Post-September 11 struggles go to print

The chief executive of a firm which lost more than 600 of its 1,000 workers in the collapse of the World Trade Centre is to write a book about the ordeal.

Post-September 11 struggles go to print

The chief executive of a firm which lost more than 600 of its 1,000 workers in the collapse of the World Trade Centre is to write a book about the ordeal.

Cantor Fitzgerald suffered the greatest loss of life in the September 11 attacks, as its staff were concentrated in the upper floors of the first tower to be hit.

Chief executive Howard Lutnick cheated death because he decided to take his son to school and arrived late at the office on the day of the attacks.

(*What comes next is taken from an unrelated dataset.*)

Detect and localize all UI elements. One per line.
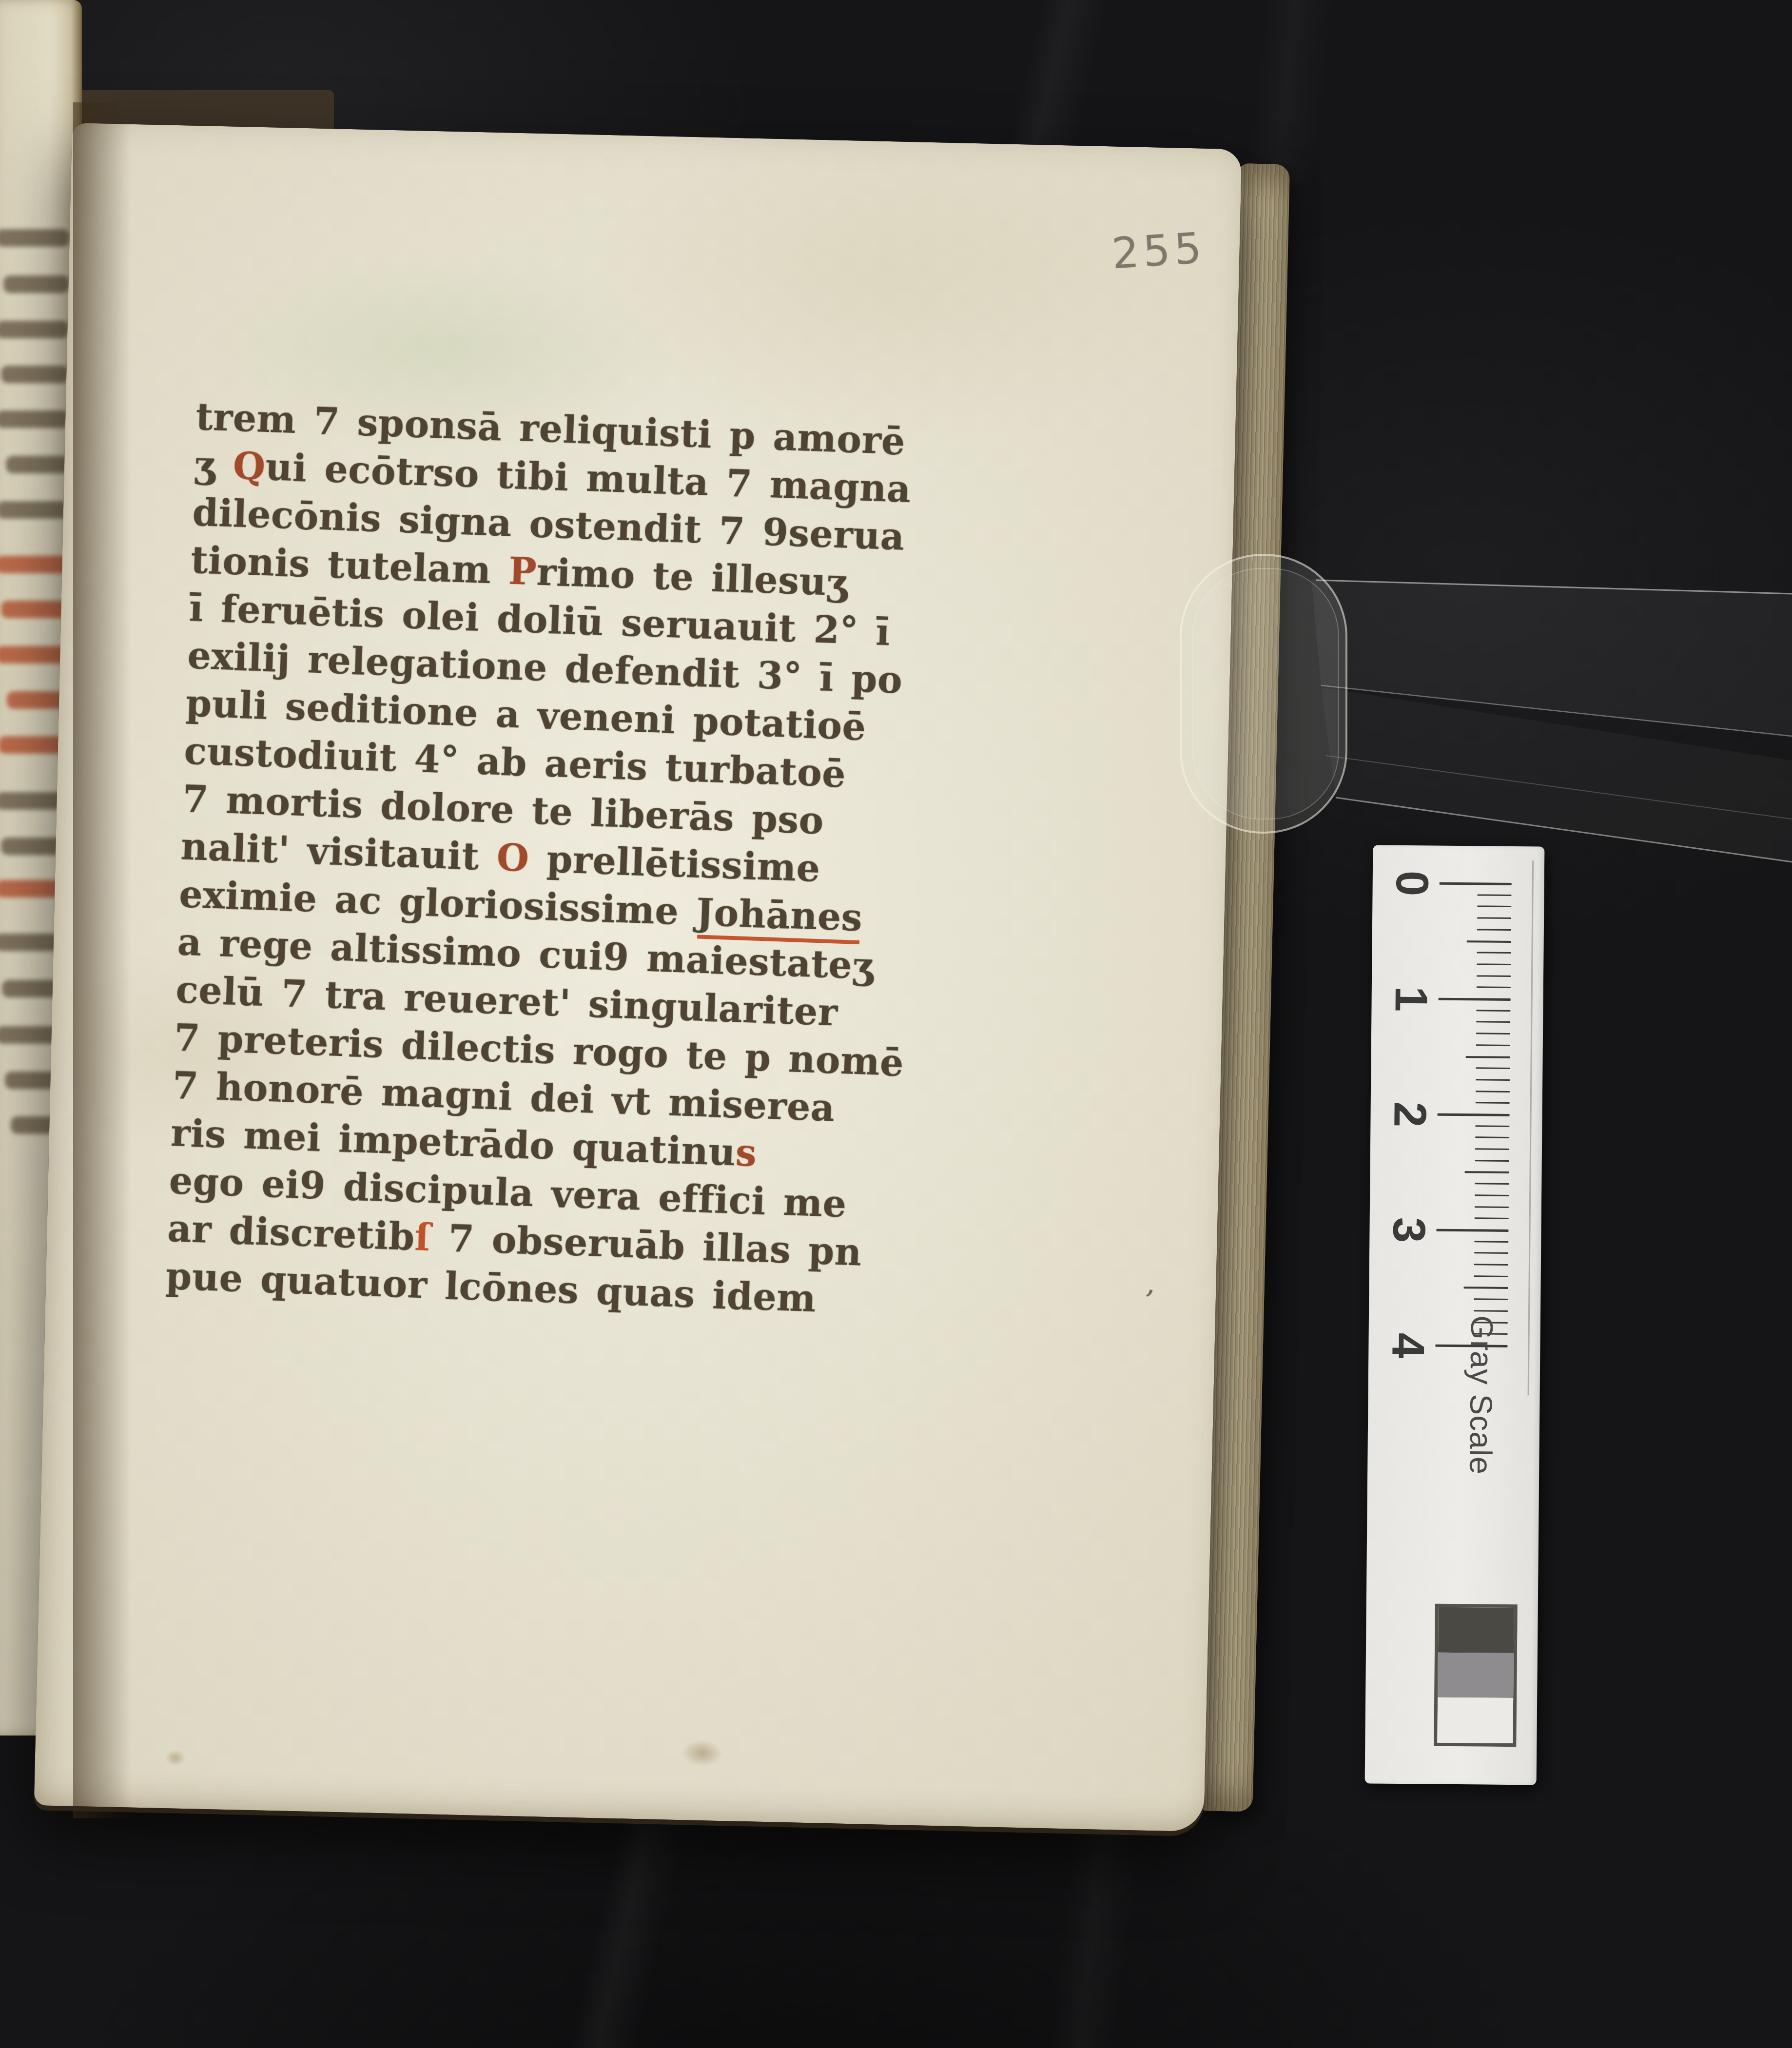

Now he is to write a book about the firm's struggle to keep going as a bond trading house and deal with the grief which engulfed it.

Mr Lutnick, whose brother Gary worked at the firm and was killed in the attacks, is to donate his share of the royalties to the families of the staff killed on September 11.

"I think it is an incredible story," he said.

"I think it is really important that I get to tell it. It will stand as a testament to my friends and partners who I lost on the 11th of September."

Co-writer Thomas Barbash has interviewed the families of the victims and the survivors of the attacks and the book will also feature their stories.

"We will weave together things I want to say in my voice and things that need to be said in all sorts of voices," said Mr Lutnick.

Mr Lutnick was known as one of Wall Street's toughest bosses before the attacks but broke down repeatedly in the aftermath as he pledged to do all he could to help the families of the dead workers.